Hz.Peygamber (SAV), Mü’minlerin Canından Daha Aziz’dir

Başlığımızın ilhâm kaynağı, Ahzâb Sûresi’nin 6. Âyeti’dir. O Âyette Yüce Rabbimiz şöyle buyurmaktadır:
‘Peygamber, mü’minlere kendi canlarından daha önce gelir. O’nun eşleri de mü’minlerin analarıdır. Aralarında akrabalık bağı olanlar, Allâh’ın Kitabına göre (mirâs konusunda) birbirleri için (diğer) mü’minlerden ve muhacirlerden daha önceliklidirler. Ancak dostlarınıza bir iyilik yapmanız başka. Bu (hüküm) Kitap’da yazılıdır.’


Hz.Peygamber (SAV)’in mü’minlerin canlarından daha değerli oluşunun temelinde, yine Hz.Peygamber (SAV)’in mü’minlere olan düşkünlüğü yatmaktadır. Hz.Peygamber (SAV)’in biz ümmetine olan bu düşkünlüğü yine Kur’ân-ı Azîm’üş-Şân’da şöyle anlatılmaktadır: ‘Andolsun, size kendi içinizden öyle bir Peygamber gelmiştir ki, sizin sıkıntıya düşmeniz Ona çok ağır gelir.

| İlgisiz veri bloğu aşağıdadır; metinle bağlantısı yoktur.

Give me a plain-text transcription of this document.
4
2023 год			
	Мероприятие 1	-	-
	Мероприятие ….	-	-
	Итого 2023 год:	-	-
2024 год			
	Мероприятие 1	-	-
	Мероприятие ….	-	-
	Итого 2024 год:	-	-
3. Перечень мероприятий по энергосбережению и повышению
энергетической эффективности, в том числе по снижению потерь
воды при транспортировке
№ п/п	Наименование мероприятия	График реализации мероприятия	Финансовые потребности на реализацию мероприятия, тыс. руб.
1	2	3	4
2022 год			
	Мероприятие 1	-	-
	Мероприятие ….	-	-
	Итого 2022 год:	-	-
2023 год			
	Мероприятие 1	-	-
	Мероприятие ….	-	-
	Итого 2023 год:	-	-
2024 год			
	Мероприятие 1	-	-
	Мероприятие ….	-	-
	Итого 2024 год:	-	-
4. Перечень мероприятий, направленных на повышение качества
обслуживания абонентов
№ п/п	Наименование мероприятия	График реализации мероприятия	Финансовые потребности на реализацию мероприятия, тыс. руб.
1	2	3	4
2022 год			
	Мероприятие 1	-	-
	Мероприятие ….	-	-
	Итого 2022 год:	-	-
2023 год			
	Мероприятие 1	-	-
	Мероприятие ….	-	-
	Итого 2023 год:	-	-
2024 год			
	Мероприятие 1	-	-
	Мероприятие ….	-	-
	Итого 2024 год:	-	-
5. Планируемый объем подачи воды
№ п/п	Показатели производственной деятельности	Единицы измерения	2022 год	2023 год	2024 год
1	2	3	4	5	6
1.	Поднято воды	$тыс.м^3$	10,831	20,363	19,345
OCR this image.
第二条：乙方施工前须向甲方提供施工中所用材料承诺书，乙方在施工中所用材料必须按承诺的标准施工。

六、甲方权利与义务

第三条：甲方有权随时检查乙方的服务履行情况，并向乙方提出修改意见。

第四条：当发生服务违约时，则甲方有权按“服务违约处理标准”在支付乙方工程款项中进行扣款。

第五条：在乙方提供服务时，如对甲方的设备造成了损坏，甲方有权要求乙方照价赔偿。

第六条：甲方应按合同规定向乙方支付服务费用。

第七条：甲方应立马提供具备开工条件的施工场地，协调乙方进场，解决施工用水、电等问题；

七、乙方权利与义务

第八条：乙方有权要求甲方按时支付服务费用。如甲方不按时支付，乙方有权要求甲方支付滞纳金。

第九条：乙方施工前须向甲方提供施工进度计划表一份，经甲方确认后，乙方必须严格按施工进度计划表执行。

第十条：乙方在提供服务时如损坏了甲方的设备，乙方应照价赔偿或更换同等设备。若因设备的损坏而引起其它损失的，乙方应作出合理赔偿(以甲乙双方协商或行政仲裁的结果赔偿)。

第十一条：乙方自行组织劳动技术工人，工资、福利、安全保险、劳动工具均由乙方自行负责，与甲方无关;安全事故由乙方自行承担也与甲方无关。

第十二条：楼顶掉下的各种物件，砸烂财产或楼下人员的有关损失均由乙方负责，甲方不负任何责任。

O, size çok düşkün, mü’minlere karşı da çok şefkatli ve merhametlidir.’ (Tevbe, 9/128)
Hz.Peygamber (SAV) ile mü’minler arasındaki bu yakınlık tamamen duygusaldır. Bu duygusallığın uzantısı da, ona olan sonsuz sevgi, gönülden bağlılık ve ibâdetlerde devamlılıktır.


Hz.Peygamber (SAV)’in dışında kalan âile fertleri arasındaki yakınlık ise, duygusallıktan ziyade hukukidir. Meselâ: Hicretten sonra Müslümanlar dîn kardeşleri olarak birbirlerine vâris oluyorlardı. Ahzâb Sûresi’nin 6. Âyet’inde verâset sebebinin akrabalık olduğu, dîn kardeşliğinin miras sebebi olmaktan çıkarıldığı ifade edilmektedir. Bu sebeple âile fertlerinin birbirlerine olan yakınlığı, mirâs, nafaka ve diyet gibi konularda ortaya çıkan hak ve borç sorumluluğu açısından önceliklidir.
‘Peygamber, mü’minlere kendi canlarından daha önce gelir...’(Ahzâb,33/6) Âyet’inden iki sonuç çıkarılabilir. Birincisi: Hz.Peygamber, her bir mü’minin canından daha değerlidir. İkincisi: Bir mü’minin, diğer mü’minlere olan yakınlığından daha değerli ve Aziz’dir. Nitekim konu ile ilgili hadîs-i şerîfler debuna işaret etmektedir.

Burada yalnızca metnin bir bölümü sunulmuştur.